Personal information
- Full name: Sebastián Cruzado Fernández
- Date of birth: 28 February 1965 (age 61)
- Place of birth: Huelva, Spain
- Height: 1.81 m (5 ft 11 in)
- Position: Midfielder

Youth career
- Betis

Senior career*
- Years: Team / Apps / (Gls)
- 1984–1986: Betis B
- 1984–1991: Betis / 171 / (16)
- 1991–1999: Tenerife / 249 / (27)
- 1999–2001: Benfica / 56 / (2)
- Total:  / 476 / (45)

International career
- 1994: Spain / 1 / (0)

= Chano (footballer, born 1965) =

Spanish footballer

Sebastián Cruzado Fernández (born 28 February 1965), known as Chano, is a retired Spanish professional footballer who played mainly as an attacking midfielder.

==Club career==
Chano was born in Huelva, Andalusia. After being definitely promoted to Real Betis' first team for the 1986–87 season, he (who featured in 137 La Liga matches with the club, scoring 11 goals – he also spent one year in the second division) never ceased to be a nuclear midfield element in the following campaigns.

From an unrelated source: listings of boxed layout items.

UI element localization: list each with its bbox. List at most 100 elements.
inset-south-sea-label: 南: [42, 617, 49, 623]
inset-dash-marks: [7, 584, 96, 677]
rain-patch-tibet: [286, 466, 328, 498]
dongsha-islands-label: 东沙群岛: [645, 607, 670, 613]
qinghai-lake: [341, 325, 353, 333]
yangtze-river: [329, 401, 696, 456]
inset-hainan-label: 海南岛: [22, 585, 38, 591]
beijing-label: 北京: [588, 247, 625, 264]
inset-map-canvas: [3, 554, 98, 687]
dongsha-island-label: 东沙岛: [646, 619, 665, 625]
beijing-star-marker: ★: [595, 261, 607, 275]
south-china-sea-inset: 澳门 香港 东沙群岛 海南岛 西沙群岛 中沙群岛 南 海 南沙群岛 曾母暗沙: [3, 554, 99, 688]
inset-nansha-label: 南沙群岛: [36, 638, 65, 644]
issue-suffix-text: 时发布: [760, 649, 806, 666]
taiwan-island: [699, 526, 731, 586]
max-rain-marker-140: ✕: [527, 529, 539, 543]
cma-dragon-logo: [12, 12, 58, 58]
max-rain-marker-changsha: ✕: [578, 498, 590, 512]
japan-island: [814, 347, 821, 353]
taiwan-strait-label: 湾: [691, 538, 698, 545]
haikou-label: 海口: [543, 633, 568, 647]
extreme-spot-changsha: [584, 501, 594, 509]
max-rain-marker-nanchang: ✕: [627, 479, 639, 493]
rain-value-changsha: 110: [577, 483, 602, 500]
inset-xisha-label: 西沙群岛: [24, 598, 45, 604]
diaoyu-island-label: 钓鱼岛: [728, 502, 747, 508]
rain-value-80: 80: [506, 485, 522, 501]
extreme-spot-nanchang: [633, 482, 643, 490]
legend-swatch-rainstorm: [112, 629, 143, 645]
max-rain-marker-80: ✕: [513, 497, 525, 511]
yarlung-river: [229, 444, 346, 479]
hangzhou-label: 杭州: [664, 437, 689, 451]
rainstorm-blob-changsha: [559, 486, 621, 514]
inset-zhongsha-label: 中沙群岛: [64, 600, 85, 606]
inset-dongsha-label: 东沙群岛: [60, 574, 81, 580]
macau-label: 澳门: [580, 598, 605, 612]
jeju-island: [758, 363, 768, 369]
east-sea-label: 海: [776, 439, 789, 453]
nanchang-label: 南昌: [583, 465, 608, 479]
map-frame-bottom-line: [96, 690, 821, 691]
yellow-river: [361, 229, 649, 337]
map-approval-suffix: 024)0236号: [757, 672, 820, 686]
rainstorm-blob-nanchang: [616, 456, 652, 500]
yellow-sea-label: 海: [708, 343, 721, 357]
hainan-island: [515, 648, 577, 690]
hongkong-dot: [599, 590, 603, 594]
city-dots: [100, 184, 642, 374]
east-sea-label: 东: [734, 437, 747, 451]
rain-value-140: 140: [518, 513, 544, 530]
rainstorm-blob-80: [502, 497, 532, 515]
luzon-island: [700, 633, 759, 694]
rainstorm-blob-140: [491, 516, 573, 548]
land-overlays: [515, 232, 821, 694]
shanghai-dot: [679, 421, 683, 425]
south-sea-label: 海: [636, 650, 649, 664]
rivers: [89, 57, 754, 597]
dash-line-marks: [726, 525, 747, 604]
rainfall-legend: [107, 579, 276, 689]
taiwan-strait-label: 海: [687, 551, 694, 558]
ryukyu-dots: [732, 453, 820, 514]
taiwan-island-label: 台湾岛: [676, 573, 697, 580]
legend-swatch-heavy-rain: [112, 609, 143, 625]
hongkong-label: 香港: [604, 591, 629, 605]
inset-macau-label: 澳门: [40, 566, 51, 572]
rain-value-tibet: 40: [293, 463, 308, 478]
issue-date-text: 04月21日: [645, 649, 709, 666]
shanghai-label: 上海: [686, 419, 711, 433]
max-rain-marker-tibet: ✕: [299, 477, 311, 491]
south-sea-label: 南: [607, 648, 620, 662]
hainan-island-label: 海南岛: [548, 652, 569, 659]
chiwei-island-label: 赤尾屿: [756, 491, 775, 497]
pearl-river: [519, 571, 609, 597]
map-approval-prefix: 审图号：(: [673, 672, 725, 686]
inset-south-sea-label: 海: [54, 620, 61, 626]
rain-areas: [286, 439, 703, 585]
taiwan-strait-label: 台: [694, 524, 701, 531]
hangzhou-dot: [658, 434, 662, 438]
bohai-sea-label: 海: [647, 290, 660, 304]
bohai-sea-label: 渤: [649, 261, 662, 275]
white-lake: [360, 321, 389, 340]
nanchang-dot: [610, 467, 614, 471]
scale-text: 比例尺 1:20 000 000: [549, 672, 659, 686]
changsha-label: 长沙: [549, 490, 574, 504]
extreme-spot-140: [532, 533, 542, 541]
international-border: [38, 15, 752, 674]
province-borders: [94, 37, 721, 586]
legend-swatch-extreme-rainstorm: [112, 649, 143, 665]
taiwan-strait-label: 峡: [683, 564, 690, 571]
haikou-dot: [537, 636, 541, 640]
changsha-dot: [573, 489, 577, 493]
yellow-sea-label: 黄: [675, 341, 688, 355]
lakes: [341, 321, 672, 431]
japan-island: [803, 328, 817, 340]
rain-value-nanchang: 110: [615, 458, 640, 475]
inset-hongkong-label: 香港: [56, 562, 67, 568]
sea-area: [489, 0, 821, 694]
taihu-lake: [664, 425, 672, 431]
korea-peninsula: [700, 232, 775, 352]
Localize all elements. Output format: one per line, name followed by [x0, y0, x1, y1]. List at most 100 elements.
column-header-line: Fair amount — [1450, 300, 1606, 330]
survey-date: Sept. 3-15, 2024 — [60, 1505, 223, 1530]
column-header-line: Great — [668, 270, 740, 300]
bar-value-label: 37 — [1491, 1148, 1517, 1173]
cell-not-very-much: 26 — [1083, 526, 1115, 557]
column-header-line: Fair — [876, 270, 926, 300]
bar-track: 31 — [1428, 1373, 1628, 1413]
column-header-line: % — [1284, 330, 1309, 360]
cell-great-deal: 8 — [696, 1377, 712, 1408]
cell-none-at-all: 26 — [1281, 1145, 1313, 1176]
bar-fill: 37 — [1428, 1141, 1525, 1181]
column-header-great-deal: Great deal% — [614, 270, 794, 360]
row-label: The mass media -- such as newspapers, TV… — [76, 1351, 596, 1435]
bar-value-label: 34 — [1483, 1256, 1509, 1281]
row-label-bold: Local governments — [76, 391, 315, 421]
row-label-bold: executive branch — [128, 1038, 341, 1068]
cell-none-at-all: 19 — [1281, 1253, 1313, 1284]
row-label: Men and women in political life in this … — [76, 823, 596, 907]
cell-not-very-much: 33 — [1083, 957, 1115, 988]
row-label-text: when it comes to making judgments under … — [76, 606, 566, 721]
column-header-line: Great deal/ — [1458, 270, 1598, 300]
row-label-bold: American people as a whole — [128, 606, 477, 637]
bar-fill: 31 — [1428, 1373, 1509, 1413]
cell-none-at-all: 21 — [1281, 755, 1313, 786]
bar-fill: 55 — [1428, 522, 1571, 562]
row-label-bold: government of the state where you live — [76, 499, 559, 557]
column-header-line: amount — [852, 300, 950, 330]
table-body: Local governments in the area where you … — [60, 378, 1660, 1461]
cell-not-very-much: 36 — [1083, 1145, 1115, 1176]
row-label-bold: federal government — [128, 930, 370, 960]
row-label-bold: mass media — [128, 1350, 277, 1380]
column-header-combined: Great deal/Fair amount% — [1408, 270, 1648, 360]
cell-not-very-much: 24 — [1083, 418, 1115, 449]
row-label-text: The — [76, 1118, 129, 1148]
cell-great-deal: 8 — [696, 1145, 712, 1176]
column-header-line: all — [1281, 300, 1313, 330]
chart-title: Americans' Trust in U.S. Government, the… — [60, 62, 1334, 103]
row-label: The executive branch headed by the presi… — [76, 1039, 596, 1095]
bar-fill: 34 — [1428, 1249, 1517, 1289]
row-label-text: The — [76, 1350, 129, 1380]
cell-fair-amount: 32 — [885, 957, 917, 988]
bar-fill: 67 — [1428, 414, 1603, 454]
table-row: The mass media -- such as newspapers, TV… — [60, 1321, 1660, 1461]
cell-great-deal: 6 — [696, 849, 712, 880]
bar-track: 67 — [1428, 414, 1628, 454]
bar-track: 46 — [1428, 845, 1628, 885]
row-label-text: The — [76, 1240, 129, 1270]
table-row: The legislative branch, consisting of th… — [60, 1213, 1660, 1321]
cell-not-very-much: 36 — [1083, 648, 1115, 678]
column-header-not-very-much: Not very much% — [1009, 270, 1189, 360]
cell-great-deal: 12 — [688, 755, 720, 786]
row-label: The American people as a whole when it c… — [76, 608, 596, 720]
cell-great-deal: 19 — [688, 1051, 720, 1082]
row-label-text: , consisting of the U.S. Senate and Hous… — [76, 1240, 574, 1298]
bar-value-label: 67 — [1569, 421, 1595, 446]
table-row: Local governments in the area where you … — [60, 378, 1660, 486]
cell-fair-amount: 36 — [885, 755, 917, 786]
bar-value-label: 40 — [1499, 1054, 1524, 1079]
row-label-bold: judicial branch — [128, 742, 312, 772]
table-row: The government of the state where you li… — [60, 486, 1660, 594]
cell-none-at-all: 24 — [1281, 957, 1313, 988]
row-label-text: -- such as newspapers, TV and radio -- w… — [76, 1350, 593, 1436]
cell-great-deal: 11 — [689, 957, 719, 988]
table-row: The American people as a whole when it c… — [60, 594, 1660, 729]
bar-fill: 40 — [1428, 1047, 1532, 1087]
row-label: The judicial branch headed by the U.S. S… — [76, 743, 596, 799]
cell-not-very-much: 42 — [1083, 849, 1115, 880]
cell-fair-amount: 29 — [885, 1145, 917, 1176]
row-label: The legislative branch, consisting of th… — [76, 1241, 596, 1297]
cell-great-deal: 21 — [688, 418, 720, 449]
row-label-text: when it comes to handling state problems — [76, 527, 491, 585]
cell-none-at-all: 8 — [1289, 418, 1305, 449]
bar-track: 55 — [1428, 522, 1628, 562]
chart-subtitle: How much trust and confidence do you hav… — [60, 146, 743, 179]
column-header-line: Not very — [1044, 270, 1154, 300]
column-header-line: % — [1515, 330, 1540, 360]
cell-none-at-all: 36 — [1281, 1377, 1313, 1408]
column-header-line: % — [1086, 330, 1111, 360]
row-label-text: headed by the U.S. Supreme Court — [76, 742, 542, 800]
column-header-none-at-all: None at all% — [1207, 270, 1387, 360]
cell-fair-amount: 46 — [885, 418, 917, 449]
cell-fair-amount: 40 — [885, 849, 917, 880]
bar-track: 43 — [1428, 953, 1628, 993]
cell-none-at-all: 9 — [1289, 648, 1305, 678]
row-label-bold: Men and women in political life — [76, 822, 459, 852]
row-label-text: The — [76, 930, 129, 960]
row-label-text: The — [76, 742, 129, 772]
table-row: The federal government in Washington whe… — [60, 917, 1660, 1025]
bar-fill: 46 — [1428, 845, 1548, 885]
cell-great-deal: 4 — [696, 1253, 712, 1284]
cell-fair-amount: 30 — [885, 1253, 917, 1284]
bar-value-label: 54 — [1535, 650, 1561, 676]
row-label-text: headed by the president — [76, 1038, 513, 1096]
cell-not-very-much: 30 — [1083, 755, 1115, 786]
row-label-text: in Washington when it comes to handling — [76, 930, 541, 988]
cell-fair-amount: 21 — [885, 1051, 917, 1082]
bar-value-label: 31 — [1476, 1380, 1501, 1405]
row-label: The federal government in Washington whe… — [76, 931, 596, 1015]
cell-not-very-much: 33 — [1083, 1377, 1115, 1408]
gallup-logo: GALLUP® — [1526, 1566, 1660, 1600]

His status as a regular player continued with Chano's 1991 move to CD Tenerife, where he spent eight years, helping to the side's domestic and European consolidations (two UEFA Cup participations). From 1986 to 1997 he never played fewer than 31 league games per season, but only managed 32 appearances in his last two years in Spain combined due to a severe knee condition.

At already 34, Chano moved to Portugal's S.L. Benfica, still managing to have some impact in his two-year spell, after which he retired from football.

==International career==
On 9 February 1994, Chano earned his sole cap for Spain, as he played the entire friendly match with Poland (1–1) in front of a familiar crowd in Santa Cruz de Tenerife.